Por sua vez, Louis Malle (1932-1995) reconhece a “má consciência” que o acompanhou durante a juventude pela origem privilegiada e seu perfil discreto. Por fim, Claude Lelouch, que completa 80 anos em outubro próximo, afirma-se cansado de responder, por onde passe mundo afora, a questões sobre a antipatia da crítica a seus filmes, revelando ter parado de ler resenhas desde a estreia em 1970 do policial “Um Homem Como Poucos”.

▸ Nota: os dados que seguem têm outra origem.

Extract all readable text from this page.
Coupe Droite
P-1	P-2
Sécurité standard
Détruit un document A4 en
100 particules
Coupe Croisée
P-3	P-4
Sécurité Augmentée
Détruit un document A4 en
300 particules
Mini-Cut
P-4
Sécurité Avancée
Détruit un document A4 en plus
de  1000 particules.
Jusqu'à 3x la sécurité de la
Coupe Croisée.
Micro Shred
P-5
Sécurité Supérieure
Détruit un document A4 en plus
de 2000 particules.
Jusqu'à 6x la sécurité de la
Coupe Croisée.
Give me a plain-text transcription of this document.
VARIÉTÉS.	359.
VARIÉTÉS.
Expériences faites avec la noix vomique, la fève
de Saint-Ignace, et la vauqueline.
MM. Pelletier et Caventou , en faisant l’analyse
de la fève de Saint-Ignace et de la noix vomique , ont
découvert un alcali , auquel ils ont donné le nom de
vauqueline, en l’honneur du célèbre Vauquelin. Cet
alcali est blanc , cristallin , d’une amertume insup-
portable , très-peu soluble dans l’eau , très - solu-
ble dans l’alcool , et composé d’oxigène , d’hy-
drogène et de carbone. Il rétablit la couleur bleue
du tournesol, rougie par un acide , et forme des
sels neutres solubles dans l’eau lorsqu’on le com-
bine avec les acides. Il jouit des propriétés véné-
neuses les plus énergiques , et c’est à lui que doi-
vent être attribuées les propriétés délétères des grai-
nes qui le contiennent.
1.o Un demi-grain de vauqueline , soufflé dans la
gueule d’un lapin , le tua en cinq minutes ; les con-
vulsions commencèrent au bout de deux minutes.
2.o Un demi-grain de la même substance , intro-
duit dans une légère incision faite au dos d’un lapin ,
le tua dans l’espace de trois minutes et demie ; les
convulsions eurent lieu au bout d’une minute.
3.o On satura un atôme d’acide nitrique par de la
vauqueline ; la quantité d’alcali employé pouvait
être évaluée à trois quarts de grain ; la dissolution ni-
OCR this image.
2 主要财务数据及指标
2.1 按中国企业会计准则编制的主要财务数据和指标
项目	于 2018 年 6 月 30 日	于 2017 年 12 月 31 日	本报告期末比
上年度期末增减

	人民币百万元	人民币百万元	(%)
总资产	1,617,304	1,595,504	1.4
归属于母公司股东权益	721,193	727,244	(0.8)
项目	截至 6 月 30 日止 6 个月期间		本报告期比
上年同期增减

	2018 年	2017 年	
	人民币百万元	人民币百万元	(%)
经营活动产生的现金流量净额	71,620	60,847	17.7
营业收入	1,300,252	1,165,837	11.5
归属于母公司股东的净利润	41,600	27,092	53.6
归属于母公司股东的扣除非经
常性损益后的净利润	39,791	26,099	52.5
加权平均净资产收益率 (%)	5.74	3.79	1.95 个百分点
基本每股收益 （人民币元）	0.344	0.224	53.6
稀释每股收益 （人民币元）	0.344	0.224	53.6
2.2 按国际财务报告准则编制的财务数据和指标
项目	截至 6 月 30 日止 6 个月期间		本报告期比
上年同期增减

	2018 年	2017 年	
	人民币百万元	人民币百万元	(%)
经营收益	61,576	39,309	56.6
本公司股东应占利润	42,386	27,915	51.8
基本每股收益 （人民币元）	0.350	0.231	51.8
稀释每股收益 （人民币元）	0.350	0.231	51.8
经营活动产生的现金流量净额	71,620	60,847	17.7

A abordagem informal e intimista de Chancel desarma os entrevistados, para além das respostas prontas de cineastas de carreiras já consolidadas. À exceção de Louis Malle, formado no curso de cinema do IDHEC em Paris, todos recordam suas formações como diretores autodidatas. O amor precoce e incondicional aos filmes os irmana, coincidindo Melville e Truffaut em datar dos 12 anos de idade a decisão de abraçar o cinema como profissão, com Malle lembrando ter-se definido aos 13 anos.
Para Chabrol, “o mais belo filme que vi na vida é um filme mudo de Murnau, ‘Aurora’” (1927). Operador de câmera de origem, e também em seus próprios filmes, Lelouch classifica “Quando Voam as Cegonhas” (1957), de Mikhail Kalatozov, como provavelmente “o mais belo filme do mundo”: “O trabalho de câmera deste filme é um trabalho de personagem”. Truffaut revela que, entre os filmes dos quais nunca perdia uma reprise em salas, estavam “Janela Indiscreta” (1954), de Alfred Hitchcock, e “A Carruagem de Fogo” (1952), de Jean Renoir.
Consensualmente, os cinco frisam preferir o sucesso de público ao reconhecimento da crítica. “Um artista não tem o direito de não querer buscar o sucesso. Isso faz parte da criação”, enfatiza Melville. “Eu continuo a acreditar, sem arrependimentos, no cinema como distração popular”, assevera Truffaut.
O Brasil por duas vezes se infiltra nas conversas. A única referência direta é feita por Louis Malle, que destaca estar dando a entrevista (27/3/1972) na chegada de uma viagem “de quinze dias na Amazônia”. Infelizmente jamais se concretizou seu projeto de realizar um documentário “que parece(ria) no fundo com a experiência que tive na Índia”, resultando em “Índia Fantasma” (1969).
François Truffaut não cita nominalmente “O Pagador de Promessas” (1963), de Anselmo Duarte, mas é como “muito triste” que classifica sua participação no júri de Cannes que lhe concedeu a Palma de Ouro. Presidido pelo poeta e diplomata japonês Tetsuro Furukaki e reunindo entre outros o ator Mel Ferrer, o escritor Romain Gary e a atriz Sophie Desmarets, o júri “não falava da mesma coisa quando falava dos filmes”, recordou Truffaut.
“Quando não chegamos a um acordo sobre dois filmes fortes, bem, finalmente é um filme fraco que passou. Chegamos a uma premiação verdadeiramente de compromisso”. Dando nome aos bois, “O Processo de Joana d’Arc”, de Robert Bresson, e “O Eclipse”, de Michelangelo Antonioni, dividiram o Prêmio Especial do Júri, e a Palma foi atribuída a “O Pagador de Promessas”. Nada embota o brilho do até hoje maior triunfo internacional do cinema brasileiro, nem do próprio filme, mas já era mais que hora daquela surpreendente vitória ter sua história devidamente contada.